Bassett suffered the injury when she received a painful jab from the elbow of France’s Camille Abily as the pair challenged for a high ball deep in the second half of England’s 1-0 defeat on Tuesday.
The referee failed to spot an incident which left the area beneath Bassett’s eye discoloured and severely swollen but Fifa chose not to use retrospective video evidence commonplace in the Premier League to punish Abily with a ban. Perhaps wanting to preserve good relations, England – billeted in the same Moncton hotel as France – did not opt to force the issue by lodging a formal complaint.
“It’s out of my control,” said Bassett. “The FA have to do what they deem best. I just hope no one else in the tournament is on the receiving end of something like this. I just hope if something like this happens again it is not missed.”
The elbow was clearly reckless but Bassett, 28, is not sure it was deliberate, although you sense she has a pretty good idea it was. “I don’t know,” she said. “You can see me looking at the ball. I think she jumps higher but her elbow makes contact with my cheek.”
Happily her vision remains unaffected. “The eye itself is good,” said Bassett. “It just doesn’t look great. My mum said, ‘It just looks like you can’t apply your make-up.’ Everyone is getting on board and abusing me.”
The altercation itself was less of a laughing matter. “When it happened I was just concentrating on the ball, then I felt something hurt my cheek,” said the Notts County defender who is hoping to win her 51st cap in the now vital Group F game against Mexico in Moncton on Saturday. “I thought that’s not the ball, I didn’t know what it was. I went down, I could feel something getting warmer and warmer. I thought what the hell is this. I could feel it getting warmer and warmer.
“I thought ‘Am I OK? Am I not?’ I realised I was OK. That is when I got back up. I didn’t have a clue what had happened. Jill Scott came up to me and I said, ‘I need a drink’ and she said, ‘OK but do you want me to put water on it?’ I was like, ‘What?’
“Jill said she got scared because she could see this thing growing and growing.

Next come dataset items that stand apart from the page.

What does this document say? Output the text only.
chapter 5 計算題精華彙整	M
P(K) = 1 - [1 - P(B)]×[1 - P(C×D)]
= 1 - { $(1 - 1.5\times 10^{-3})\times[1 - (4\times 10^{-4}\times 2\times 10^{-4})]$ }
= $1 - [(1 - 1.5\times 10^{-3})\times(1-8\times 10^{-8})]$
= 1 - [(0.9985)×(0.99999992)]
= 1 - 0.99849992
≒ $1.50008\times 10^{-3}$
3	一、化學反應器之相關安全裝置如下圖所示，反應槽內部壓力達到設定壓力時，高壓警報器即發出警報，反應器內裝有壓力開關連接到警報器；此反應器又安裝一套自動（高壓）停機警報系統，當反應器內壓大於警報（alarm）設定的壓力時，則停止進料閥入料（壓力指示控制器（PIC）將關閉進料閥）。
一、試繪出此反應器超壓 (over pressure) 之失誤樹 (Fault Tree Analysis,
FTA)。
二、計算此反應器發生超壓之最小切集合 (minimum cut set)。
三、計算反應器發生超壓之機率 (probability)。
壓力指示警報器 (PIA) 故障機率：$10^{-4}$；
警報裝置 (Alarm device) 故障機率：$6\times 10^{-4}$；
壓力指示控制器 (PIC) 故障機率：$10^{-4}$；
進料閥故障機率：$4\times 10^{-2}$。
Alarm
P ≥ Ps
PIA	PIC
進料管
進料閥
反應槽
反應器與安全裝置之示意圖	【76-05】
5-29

I said ‘No I don’t want water’. I didn’t have a clue but I knew it was not the ball that had done the damage. When I realised there had been no red or yellow card I had to switch myself back on to stay in the game. I wasn’t that happy with the contact. I could feel something growing under my eye. I went to the referee and said, ‘What’s this, what’s happened here?’ But if you’re not hurt, you don’t stay down.
“Faking injury has never been part of our game. I don’t think we’re that good actresses but I think we should stick to playing football. We’re here to do a job and hopefully deliver it.”